3. Se provate a seguirlo, il secondo ginocchio cadrà sul primo e la spalla corrispondente comincerà ad
alzarsi.
4. Allungando all'indietro la gamba sopra avrete abbastanza slancio per far ruotare dolcemente tutto il
busto fino a ritrovarvi prima con la faccia a terra e subito dopo, con un minimo aiuto da parte delle
mani, seduti di lato quasi senza accorgervene.

ESERCIZIO - A quattro zampe, contro i dolori lombari

Se da seduti provate a guardare verso l'alto, vi accorgerete che tendete immediatamente ad accentuare la
curvatura lombare, una zona dove spesso insorgono dolori e causa delle continue sollecitazioni prodotte da
movimenti e posizioni scorretti.
Per ridurre il carico di lavoro in questa zona occorre che anche le vertebre della parte superiore della schiena
partecipino al movimenti. Vediamo come è possibile riuscire a risvegliare questa zona piuttosto “pigra”.
1. A quattro zampe, guardate davanti e voi lasciando che la schiena assuma una posizione ad “amaca”.
2. Ripetete il movimento varie volte, poi invertitelo, abbassando la testa e arrotondando la schiena.
3. Prestate attenzione al modo in cui si dispongono le scapole, le costole e tutte le vertebre. Badate a
non irrigidire gli addominali o la mandibola.
4. Quando li movimento diventa fluido, staccate un ginocchio dal pavimento e incrociatelo davanti
all'altro, accovacciandovi.
5. Ripetete diverse volte, poi osservate fino a dove arriva il vostro sguardo quando alzate la testa. Nel
farlo, vi accorgerete di non inarcare più automaticamente la parte bassa della schiena che, invece,
partecipa tutta quanta al movimento, dalla testa fino al bacino.

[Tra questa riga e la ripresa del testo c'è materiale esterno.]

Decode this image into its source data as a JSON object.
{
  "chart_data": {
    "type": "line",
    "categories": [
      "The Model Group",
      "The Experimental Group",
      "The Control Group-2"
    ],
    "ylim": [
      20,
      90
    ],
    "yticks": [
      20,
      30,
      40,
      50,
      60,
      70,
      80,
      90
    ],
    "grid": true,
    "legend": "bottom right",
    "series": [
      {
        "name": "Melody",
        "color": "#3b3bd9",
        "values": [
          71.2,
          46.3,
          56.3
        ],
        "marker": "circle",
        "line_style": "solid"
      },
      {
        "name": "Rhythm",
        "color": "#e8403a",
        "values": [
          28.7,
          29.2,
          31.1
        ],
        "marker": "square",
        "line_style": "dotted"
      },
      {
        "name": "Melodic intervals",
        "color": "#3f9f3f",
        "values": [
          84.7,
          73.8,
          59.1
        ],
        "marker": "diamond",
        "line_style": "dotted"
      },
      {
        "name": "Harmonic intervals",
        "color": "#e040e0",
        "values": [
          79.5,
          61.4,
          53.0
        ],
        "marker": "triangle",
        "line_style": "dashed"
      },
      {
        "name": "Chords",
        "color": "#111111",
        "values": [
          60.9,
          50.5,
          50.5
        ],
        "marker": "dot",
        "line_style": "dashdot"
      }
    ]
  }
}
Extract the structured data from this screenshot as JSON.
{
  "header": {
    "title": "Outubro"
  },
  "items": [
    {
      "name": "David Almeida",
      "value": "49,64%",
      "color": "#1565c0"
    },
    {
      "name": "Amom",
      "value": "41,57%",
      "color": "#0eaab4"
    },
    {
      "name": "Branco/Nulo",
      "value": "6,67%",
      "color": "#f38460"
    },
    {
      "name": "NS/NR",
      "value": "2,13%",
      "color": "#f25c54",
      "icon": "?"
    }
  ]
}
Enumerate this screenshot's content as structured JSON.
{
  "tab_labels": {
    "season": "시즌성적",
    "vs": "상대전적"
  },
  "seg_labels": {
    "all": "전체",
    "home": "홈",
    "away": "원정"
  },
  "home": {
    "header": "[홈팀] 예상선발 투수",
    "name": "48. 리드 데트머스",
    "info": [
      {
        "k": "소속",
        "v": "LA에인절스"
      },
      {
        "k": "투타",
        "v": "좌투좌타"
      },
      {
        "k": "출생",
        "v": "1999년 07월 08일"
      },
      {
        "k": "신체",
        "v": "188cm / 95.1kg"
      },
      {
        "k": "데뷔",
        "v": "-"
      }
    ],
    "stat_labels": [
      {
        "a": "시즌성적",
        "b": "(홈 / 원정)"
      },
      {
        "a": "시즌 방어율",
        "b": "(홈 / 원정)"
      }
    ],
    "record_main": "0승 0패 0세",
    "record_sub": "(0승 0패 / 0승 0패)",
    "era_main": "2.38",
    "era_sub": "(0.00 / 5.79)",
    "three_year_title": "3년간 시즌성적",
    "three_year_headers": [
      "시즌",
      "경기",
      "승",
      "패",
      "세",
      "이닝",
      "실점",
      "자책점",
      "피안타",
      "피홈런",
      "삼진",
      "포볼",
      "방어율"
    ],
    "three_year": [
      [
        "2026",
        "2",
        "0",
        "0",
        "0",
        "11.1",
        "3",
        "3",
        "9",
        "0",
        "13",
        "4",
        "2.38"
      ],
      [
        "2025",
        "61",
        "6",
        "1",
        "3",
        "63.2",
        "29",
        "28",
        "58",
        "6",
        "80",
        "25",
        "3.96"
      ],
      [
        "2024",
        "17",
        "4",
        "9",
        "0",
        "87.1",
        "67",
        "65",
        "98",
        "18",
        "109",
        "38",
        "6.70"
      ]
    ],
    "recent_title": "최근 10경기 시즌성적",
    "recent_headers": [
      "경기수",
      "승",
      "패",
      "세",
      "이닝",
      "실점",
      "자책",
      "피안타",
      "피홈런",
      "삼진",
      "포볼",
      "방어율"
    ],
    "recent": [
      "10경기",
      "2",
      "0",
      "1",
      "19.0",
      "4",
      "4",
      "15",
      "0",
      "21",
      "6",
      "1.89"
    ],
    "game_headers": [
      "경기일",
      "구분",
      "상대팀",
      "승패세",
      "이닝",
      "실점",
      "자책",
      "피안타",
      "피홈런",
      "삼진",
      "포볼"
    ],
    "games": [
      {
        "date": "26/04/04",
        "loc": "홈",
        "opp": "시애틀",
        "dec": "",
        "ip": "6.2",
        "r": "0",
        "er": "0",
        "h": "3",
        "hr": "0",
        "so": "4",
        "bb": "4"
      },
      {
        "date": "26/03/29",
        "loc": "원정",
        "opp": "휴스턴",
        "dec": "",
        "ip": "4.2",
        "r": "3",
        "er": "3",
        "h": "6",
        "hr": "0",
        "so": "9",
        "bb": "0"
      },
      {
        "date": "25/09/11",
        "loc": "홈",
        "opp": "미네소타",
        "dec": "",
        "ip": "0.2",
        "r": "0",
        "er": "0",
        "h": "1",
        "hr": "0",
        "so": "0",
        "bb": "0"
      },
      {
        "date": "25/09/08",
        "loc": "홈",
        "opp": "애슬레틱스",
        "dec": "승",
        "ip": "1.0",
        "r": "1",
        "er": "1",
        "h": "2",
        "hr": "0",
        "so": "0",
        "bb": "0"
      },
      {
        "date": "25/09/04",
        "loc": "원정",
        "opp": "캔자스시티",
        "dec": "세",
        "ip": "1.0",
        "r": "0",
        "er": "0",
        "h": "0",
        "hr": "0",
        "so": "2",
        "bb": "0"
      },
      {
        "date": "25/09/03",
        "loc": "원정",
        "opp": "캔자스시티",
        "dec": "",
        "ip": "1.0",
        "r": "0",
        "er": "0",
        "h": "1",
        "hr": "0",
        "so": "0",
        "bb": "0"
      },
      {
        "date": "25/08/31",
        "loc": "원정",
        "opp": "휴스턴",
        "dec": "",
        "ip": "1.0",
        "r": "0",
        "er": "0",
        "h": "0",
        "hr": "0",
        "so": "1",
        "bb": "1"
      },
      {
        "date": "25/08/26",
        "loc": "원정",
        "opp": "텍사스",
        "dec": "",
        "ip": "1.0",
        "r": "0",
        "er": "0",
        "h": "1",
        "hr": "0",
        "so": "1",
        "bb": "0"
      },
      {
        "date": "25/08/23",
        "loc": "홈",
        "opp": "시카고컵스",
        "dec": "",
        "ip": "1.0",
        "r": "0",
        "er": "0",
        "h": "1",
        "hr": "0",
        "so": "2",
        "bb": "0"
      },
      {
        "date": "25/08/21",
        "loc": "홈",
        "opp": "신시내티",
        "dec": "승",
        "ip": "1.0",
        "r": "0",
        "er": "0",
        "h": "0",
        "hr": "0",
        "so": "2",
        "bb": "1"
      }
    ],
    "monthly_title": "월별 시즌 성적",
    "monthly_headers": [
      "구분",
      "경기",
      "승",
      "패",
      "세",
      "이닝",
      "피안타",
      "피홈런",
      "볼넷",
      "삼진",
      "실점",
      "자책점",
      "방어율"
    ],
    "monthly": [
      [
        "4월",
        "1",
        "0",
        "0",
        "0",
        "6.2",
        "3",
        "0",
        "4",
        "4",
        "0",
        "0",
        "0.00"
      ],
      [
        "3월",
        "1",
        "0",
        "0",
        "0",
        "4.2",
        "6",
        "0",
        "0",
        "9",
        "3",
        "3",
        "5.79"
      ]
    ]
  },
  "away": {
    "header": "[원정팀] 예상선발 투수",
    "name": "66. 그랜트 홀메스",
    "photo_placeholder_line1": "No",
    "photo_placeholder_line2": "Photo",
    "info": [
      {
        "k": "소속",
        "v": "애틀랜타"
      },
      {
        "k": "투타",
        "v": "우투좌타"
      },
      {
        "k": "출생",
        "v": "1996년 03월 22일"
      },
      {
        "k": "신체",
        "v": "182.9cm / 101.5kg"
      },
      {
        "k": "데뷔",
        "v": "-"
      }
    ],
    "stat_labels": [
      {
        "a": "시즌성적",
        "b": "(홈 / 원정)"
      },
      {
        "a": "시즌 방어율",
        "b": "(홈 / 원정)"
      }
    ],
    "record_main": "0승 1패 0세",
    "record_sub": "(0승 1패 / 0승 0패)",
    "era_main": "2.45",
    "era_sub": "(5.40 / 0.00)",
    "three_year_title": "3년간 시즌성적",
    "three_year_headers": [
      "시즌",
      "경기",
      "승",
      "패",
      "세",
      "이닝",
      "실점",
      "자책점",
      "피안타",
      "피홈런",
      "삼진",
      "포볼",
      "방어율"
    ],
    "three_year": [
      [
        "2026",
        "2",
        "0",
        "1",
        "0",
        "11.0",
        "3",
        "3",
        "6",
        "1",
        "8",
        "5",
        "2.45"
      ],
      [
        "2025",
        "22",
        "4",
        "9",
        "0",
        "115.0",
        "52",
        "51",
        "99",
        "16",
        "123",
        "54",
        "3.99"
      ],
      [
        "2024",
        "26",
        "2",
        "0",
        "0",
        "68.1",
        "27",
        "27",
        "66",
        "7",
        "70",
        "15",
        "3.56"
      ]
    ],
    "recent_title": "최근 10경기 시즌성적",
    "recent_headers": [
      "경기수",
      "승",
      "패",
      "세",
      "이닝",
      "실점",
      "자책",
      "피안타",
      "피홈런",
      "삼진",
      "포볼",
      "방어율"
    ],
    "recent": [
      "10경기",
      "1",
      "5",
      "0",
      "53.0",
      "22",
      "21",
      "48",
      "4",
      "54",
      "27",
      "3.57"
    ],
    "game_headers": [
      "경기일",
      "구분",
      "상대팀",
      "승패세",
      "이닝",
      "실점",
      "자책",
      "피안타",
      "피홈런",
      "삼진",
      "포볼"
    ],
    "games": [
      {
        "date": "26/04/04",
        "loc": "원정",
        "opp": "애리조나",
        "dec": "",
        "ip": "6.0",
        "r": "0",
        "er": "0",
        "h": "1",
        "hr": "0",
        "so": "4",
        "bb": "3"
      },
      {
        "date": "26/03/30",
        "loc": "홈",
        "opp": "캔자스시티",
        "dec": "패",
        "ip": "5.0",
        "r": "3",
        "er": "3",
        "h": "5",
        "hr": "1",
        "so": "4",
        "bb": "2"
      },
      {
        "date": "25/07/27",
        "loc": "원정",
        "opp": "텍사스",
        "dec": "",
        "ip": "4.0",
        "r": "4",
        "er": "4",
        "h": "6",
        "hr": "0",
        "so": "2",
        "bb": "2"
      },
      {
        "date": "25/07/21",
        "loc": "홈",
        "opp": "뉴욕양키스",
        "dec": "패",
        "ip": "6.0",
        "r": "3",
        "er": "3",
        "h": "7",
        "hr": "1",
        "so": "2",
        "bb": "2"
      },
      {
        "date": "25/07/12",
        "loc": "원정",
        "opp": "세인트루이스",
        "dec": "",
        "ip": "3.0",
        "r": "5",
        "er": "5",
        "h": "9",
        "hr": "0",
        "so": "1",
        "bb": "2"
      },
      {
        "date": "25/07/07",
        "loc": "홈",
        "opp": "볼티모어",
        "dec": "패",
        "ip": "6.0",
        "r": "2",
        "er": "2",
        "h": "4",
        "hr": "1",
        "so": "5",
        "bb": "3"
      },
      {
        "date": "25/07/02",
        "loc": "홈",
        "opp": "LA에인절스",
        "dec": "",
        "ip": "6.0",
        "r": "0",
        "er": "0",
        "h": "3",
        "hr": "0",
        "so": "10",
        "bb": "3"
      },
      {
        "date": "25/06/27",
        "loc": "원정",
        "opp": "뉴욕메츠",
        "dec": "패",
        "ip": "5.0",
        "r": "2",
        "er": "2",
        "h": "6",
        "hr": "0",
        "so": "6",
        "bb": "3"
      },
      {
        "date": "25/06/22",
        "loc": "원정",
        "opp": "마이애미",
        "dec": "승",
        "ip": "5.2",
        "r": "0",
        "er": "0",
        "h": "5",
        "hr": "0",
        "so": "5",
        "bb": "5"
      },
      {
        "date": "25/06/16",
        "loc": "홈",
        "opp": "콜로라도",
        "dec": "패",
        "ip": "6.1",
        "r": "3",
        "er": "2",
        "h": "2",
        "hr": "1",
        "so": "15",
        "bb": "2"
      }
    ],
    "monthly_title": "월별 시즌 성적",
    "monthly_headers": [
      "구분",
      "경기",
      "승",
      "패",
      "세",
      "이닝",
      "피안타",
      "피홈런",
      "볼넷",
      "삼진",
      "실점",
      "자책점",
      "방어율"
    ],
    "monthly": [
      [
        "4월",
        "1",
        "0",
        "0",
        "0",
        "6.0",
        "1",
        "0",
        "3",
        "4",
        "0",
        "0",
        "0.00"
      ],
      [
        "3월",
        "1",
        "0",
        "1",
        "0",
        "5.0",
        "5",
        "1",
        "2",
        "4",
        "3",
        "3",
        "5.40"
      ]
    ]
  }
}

ESERCIZIO - Camminare carponi: per liberare le scapole e vincere l'ansia

Gli irrigidimenti tra collo e scapole sono spesso la risposta del corpo a uno stato di ansia. Concentrarsi sui
movimenti che avvengono in questa parte quando si cammina a quattro zampe aiuta a lasciar andare tensioni
e contratture, ma anche a rasserenarsi.
A quattro zampe, cercate di ricostruire con lentezza la sensazione del braccio che preme per terra, del gomito
che si irrigidisce facendo passare la spinta alla spalla e alla scapola, dove stimola le vertebre a una a una.
Restate passivi mentre la spinta che viene da terra produce un lieve moto in tutta la schiena, fino alla gamba
opposta, che ne sfrutta l'azione per partire in avanti.
Continuate lentamente finché riuscirete a camminare fluidamente sulle quattro zampe. Quando il vostro
corpo avrà registrato ogni spostamento, muovetevi più svelti, godendovi la scioltezza della schiena.
Alzatevi piano e fissatevi in mente le sensazioni piacevoli che il corpo vi manda, da richiamare camminando.